Transitioning your family from a summer schedule to a decidedly hectic school schedule has the potential to make even the most seasoned plate spinners whimper in anticipation. While adapting to the rigors of jam-packed schedules can cause stress levels to spike, it only takes three simple words to send me over the edge – brown bag lunches.
When I was a kid, my siblings and I walked home for lunch where we’d dine on white bread, butter, cheese, and liver sausage sandwiches, prepared by our well-intentioned German grandmother. While I can feel my arteries harden at the memory, coming up with enticing and healthy options for my children’s lunches is about as easy as lifting a pick-up truck with a spoon. Between the ever-confusing food pyramid, touting all things healthy, and the junk food infiltrating the media, hot lunch programs and vending machines, our lunch bag menus have become, well, rather rigid.

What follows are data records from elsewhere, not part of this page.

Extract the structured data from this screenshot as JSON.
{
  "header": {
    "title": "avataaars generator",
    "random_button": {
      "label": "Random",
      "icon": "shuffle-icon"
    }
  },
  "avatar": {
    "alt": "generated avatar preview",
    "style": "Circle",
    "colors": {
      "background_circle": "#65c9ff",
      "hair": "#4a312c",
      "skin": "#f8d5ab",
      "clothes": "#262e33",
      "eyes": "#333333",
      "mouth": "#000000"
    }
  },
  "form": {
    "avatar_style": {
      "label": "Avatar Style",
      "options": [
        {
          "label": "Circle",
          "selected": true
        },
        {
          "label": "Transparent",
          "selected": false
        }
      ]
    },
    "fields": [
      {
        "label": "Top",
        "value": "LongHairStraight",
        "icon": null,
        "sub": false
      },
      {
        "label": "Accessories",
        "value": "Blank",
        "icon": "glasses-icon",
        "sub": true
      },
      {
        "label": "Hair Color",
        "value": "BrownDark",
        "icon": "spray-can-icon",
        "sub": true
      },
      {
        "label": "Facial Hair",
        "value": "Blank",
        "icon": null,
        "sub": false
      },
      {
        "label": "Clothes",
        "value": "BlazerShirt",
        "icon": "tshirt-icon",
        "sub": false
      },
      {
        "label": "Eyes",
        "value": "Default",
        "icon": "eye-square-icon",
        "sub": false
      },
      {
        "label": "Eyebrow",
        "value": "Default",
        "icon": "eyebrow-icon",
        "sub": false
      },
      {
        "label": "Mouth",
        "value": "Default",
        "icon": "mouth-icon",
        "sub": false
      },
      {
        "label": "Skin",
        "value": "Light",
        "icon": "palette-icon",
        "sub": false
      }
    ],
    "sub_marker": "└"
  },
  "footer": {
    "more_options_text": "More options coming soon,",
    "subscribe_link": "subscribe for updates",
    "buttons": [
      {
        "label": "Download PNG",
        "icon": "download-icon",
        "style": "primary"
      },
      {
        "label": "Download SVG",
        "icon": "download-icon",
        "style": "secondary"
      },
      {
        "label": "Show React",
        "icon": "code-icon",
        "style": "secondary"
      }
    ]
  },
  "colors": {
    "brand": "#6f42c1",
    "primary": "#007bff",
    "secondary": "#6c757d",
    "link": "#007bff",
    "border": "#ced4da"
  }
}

My lunch prep plate has traditionally spun around a pantry stocked with fruit cups, snack bars, animal crackers and not one, but two types of peanut butter – crunchy and smooth. In the frig, there are always plenty of cheese sticks, baby carrots and fresh fruit. Not especially trade-worthy, but a veritable cornucopia of nutrition. Yet, when consumed on a daily basis, it elicits yawns in each one of my boys. Not averse to variety, I’ve occasionally peppered their options with bananas instead of jelly, graham crackers instead of animal crackers and sliced cucumbers in place of carrots. But, still, they yawn. Pressured to come up with some real change, I waited for the opportune moment. The last day of school.
Food choices notwithstanding, our routine during the last school term worked like a well-oiled machine. Before the boys headed off to bed, we transformed our kitchen table into a lunch bag-stuffing, sandwich-making assembly line that would make even the busiest sandwich shops envious. The older, taller boys would bring items down off the shelves while the younger ones would lay out slices of bread and open the peanut butter and jelly jars. At one end of the table sat the heavier objects – fruit usually, and at the far end, open lunch bags into which they would deposit their choices. In between, they’d make their sandwiches and squeeze them into plastic baggies. On the last night, when the glumness with which they normally faced this task was pleasantly outweighed by their euphoria over the approaching break, I casually asked them what they would like for lunch during the next year.
Despite the absence of confetti falling from the ceiling, you would’ve thought they had just won the lottery.
Suggestions ranging from “anything but peanut butter” to “pepperoni slices” were volleyed back and forth, but none had the promise of peanut butter’s easily stockable, buildable and repeatable solution the plate-spinning project manager in me yearned for.
With the start of new school year, just days away, I am turning to you, kind readers. Post your ideas here.
Please…?
Hi Barb,Yes, lunch on-the-go is always a challenge. When I was a child, I only wanted sardine sandwiches on white bread, even though my mom offered me things like ham and cheese or chicken salad…I’m surprised she didn’t immediately rush me to a psychiatrist. I never wanted the school lunch…in those days the school lunchroom always smelled like vegetable soup…although I loved vegetable soup, for some reason I refused to eat meatloaf, chicken, hot dogs, or whatever was being served on a particular day because EVERYTHING smelled like vegetable soup. :)What to put in the lunch bags…now that is the question? Have your kids tried the other nut butters like almond or cashew? They are really delicious…and maybe teaming one of them up with a different type of jam or jelly…apricot, raspberry, peach. I realize it is still kind of like peanut butter and jelly…but there’s no getting away from the packability of it…and the fact that it won’t spoil…is nutritious and filling…and fairly inexpensive…WIN, WIN, WIN. Maybe your sons can make their own nut butters…basically grind the nuts in a food processor. Perhaps that would make it more appealing. :)Anyway, good luck!